I have known an Eskimo called in to read and to write a letter for a Newfoundland fisherman, and I have had more than once to ask one to help me by playing our own harmonium for us at a service, because not one of a large audience can do so. I have heard more than one Eskimo stand up and deliver an excellent impromptu speech. Reading the Newfoundland Blue Books, reporting the numbers able to read and write in Labrador, I acquired an entirely erroneous estimate of the people’s accomplishments in those directions. Our white population is still very largely illiterate. Some headway has, however, has been made in late years, and literature and loan libraries distributed through the Labrador Mission are now accessible all along the coast, and are creating a love of reading.

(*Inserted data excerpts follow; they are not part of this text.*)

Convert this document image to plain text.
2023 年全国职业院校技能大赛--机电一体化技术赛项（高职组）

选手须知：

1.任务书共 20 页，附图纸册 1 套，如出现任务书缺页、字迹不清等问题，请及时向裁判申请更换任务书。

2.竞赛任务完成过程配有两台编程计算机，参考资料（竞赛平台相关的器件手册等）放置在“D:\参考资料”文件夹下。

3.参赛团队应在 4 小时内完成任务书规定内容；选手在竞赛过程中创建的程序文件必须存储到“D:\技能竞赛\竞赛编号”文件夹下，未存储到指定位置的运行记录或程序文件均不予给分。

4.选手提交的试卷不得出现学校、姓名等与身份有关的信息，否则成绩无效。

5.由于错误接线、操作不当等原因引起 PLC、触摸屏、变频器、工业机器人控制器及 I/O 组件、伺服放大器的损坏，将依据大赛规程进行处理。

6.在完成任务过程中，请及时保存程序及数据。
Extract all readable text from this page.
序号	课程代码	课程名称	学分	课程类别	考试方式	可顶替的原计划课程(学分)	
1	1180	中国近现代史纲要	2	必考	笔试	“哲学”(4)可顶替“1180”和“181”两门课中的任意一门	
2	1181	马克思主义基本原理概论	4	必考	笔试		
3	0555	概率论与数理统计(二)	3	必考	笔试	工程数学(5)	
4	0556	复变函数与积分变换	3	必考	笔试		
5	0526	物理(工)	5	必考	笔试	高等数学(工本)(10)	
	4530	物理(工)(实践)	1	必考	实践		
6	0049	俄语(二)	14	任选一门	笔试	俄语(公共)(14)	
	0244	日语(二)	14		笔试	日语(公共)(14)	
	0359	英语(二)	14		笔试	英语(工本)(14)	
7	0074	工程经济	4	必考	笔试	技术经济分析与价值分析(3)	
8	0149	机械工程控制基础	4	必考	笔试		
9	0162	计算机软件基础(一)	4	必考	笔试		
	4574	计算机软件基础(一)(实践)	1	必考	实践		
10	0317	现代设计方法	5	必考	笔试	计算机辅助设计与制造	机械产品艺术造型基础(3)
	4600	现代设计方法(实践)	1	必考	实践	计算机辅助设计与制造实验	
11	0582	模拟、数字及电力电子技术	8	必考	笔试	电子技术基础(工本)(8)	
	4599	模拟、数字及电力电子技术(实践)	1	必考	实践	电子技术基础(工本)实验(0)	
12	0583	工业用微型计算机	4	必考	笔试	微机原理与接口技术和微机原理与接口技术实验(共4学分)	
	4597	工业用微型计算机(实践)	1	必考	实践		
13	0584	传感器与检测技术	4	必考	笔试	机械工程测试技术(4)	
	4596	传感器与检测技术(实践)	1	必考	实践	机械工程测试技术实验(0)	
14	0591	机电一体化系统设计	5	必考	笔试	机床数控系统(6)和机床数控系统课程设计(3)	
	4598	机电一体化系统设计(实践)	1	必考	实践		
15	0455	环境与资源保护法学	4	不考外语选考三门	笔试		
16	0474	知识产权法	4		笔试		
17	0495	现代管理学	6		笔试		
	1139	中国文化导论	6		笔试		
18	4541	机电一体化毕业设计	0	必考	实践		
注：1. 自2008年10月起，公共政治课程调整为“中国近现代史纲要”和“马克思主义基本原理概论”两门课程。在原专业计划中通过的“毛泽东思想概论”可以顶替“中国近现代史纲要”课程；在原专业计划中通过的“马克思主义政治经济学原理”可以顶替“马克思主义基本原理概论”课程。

p. 242: 1905…. Through the generosity of Mr. Andrew Carnegie, between thirty and forty small portable libraries, each containing from fifty to one hundred books, were distributed along the coast.

p. 248: In relation to ignorance: where once scarcely a single settler could read or write, and where ignorance always meant serious disadvantage in economic relations, travelling loan libraries have been established, small schools helped, and now and again, as it was possible, teachers supplied. Indifference and apathy had to be met with education as the corrective message of affection.